Paul Browning, president and CEO of MHPS Americas, said: “For 20 years, we’ve been reducing carbon emissions of the US. power grid using natural gas in combination with renewable power to replace retiring coal-fired power generation. In California and other states in the western United States, which will soon have retired all of their coal-fired power generation, we need the next step in decarbonization. Mixing natural gas and storage, and eventually using 100% renewable storage, is that next step.

“The technologies we are deploying will store electricity on time scales from seconds to seasons of the year. For example, when we add gas turbines powered with renewable hydrogen to a hydrogen storage salt-dome, we have a solution that stores and generates electricity with zero carbon emissions.”

Craig Broussard, CEO of Magnum, added: “Central Utah is the ideal location for this project, and Utah is a business friendly state for projects like this. Magnum’s site adjacent to the Intermountain Power Project is positioned to take full advantage of existing regional electricity grid connections, fully developed transportation infrastructure, ample solar and wind development capacity, a skilled workforce currently transitioning away from coal, and, of course, the unique salt dome opportunity.

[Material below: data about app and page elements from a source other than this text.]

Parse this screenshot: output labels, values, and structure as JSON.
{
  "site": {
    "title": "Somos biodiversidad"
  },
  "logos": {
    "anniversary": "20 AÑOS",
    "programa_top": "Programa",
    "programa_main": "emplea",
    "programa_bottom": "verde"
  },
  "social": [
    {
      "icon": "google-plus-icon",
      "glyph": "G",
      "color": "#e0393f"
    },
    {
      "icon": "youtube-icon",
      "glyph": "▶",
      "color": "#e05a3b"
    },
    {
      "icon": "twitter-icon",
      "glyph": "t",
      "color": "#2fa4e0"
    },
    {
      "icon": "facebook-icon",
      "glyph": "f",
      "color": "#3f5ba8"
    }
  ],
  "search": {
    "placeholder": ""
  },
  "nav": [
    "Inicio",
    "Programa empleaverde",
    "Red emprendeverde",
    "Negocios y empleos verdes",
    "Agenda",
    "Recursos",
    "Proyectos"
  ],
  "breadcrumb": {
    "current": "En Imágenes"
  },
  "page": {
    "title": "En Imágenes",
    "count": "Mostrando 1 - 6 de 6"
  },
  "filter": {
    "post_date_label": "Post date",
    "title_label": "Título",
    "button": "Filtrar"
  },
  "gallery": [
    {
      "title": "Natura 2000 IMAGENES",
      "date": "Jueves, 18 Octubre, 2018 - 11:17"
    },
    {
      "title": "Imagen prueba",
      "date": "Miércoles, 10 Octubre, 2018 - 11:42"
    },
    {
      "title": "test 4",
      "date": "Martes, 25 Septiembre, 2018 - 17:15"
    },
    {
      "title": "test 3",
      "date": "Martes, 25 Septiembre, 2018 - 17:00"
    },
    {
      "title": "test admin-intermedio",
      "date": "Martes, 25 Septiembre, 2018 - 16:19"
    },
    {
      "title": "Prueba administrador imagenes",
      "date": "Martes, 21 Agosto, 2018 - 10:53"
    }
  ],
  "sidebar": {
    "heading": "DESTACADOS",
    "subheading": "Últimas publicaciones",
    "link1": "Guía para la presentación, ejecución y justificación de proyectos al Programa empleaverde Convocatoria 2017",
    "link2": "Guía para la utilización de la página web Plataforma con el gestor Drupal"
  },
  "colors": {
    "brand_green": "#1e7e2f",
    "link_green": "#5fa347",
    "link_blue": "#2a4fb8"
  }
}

“Magnum has the below-ground technologies necessary to store energy at utility scale, while MHPS has the above-ground technologies such as hydrogen-fired gas turbines, compressed air storage, solid oxide fuel cells and battery storage technology, to supply electricity at grid scale. With the ACES initiative, we will dramatically accelerate the vision of a western renewable energy hub that we launched over a decade ago.”